Jing Hongkun era de la Noche Sangrienta, recto y con principios. Frente al Anciano Feng de la Familia Feng, también tenía un peso significativo cuando hablaba, y no deseaba molestar a su primo.
Justo cuando Feng Sima se sentía atrapado, Qin Keqing habló con un tono frío:
—Joven Maestro Feng, la esposa de Li Kaishan está efectivamente en tus manos. Ni siquiera tienes el valor de admitirlo, lo cual es bastante decepcionante. Ser poco escrupuloso no importa, pero no responsabilizarse de tus actos no es verdaderamente el comportamiento de un hombre.

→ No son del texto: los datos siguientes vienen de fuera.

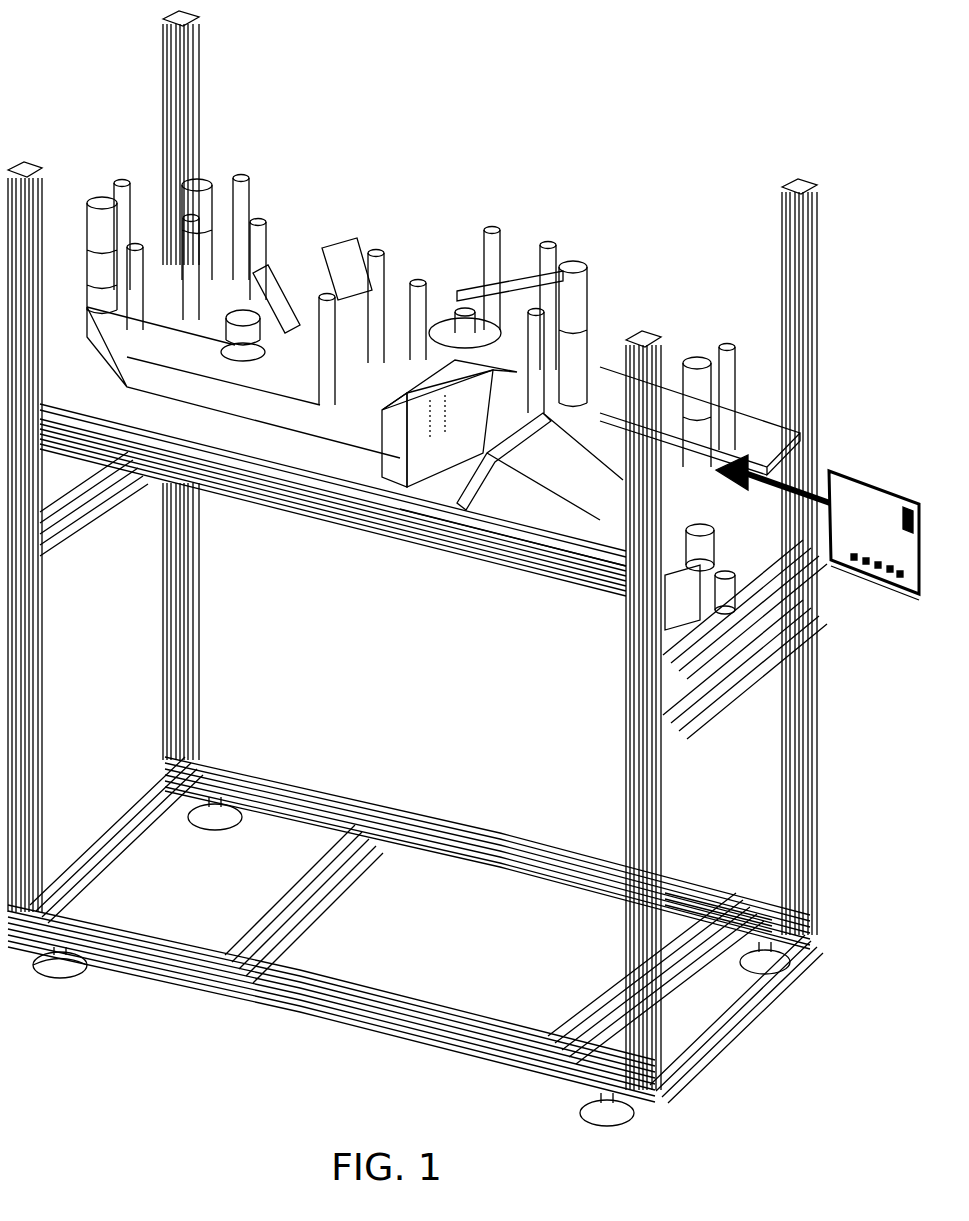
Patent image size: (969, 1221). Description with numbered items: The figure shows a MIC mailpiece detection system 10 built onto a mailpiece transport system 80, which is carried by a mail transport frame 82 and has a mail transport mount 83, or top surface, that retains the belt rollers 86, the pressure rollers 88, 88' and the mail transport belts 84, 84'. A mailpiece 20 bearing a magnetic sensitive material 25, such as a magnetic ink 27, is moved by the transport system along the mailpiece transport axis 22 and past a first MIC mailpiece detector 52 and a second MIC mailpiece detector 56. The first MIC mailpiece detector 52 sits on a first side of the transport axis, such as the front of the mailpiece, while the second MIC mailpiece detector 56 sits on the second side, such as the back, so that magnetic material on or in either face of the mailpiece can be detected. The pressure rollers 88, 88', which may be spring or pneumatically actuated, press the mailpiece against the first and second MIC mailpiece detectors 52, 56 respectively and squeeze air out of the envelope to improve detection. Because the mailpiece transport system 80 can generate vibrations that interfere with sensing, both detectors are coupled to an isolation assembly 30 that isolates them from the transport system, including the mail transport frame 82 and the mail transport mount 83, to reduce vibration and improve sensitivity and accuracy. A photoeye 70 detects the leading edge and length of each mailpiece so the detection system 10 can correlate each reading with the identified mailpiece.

The MIC mailpiece detection system 10 is at (136, 108).
The mailpiece 20 is at (900, 470).
The mailpiece transport axis 22 is at (830, 467).
The magnetic sensitive material 25 is at (847, 558).
The magnetic ink 27 is at (878, 578).
The isolation assembly 30 is at (430, 497).
The first MIC mailpiece detector 52 is at (443, 378).
The second MIC mailpiece detector 56 is at (338, 245).
The photoeye 70 is at (533, 443).
The mailpiece transport system 80 is at (503, 250).
The mail transport frame 82 is at (800, 185).
The mail transport mount 83 is at (530, 497).
The mail transport belt 84 is at (695, 375).
The mail transport belt 84' is at (243, 448).
The belt roller 86 is at (570, 292).
The pressure roller 88 is at (496, 274).
The pressure roller 88' is at (210, 368).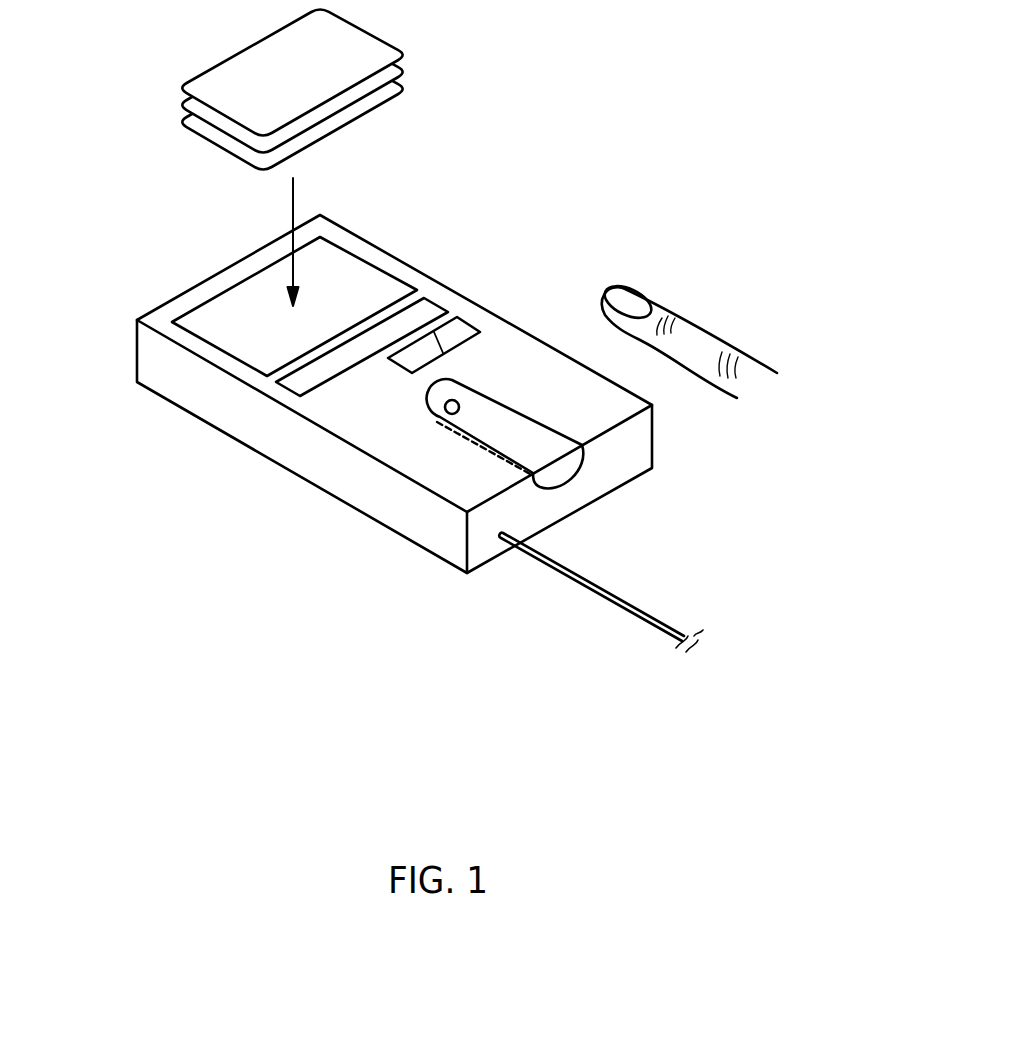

Las palabras de Qin Keqing hicieron eco a las anteriores de Liu Wentian, haciendo que Feng Sima sintiera como si le hubieran dado una bofetada en la cara. También se dio cuenta de que su evasión era realmente estúpida.
Pero ser tan abiertamente denigrado por la mujer que le gustaba, eso realmente lo enfureció.
Miró ferozmente a Liu Wentian y dijo:
—Haré que traigan a la esposa de Li Kaishan aquí ahora. Ya que estás defendiendo a Li Kaishan ahora, naturalmente no lo molestaré más. En cuanto a ti, comienza tu combate con mi primo ahora, y no te demores más. ¡Veamos cómo haces el ridículo más tarde!
—Como desees —dijo Liu Wentian, sintiéndose algo conflictivo por dentro—. ¿Qin Keqing había dicho eso para ayudarlo?
¿O era puramente porque despreciaba las acciones de Feng Sima?
Esta mujer era realmente difícil de entender, y Liu Wentian sintió una ola de irritación en su corazón, queriendo desahogarla.
Miró a Jing Hongkun, sus ojos rebosantes de espíritu de lucha.
Había alcanzado el pináculo absoluto del Pico Postnatal y sentía que podía atravesar hacia el Marcial Rey en cualquier momento. Pero ese último paso seguía siendo difícil de alcanzar, como si todavía faltara algo.
Le había preguntado a Jing Hongkun si quería pelear no porque estuviera buscando problemas o provocando deliberadamente, ¡sino con la esperanza de una pelea animada que pudiera llevarlo a un avance durante la batalla!
Debajo del escenario.
Nadie vio los puños suaves y pálidos de Qin Keqing apretados con fuerza.
Había considerado durante mucho tiempo si hablar y pedirle a Jing Hongkun que fuera misericordioso. Al final, se mantuvo en silencio, entendiendo que Jing Hongkun no lastimaría intencionalmente a Liu Wentian sin una razón. Además, no debería enredarse más con Liu Wentian en el momento presente.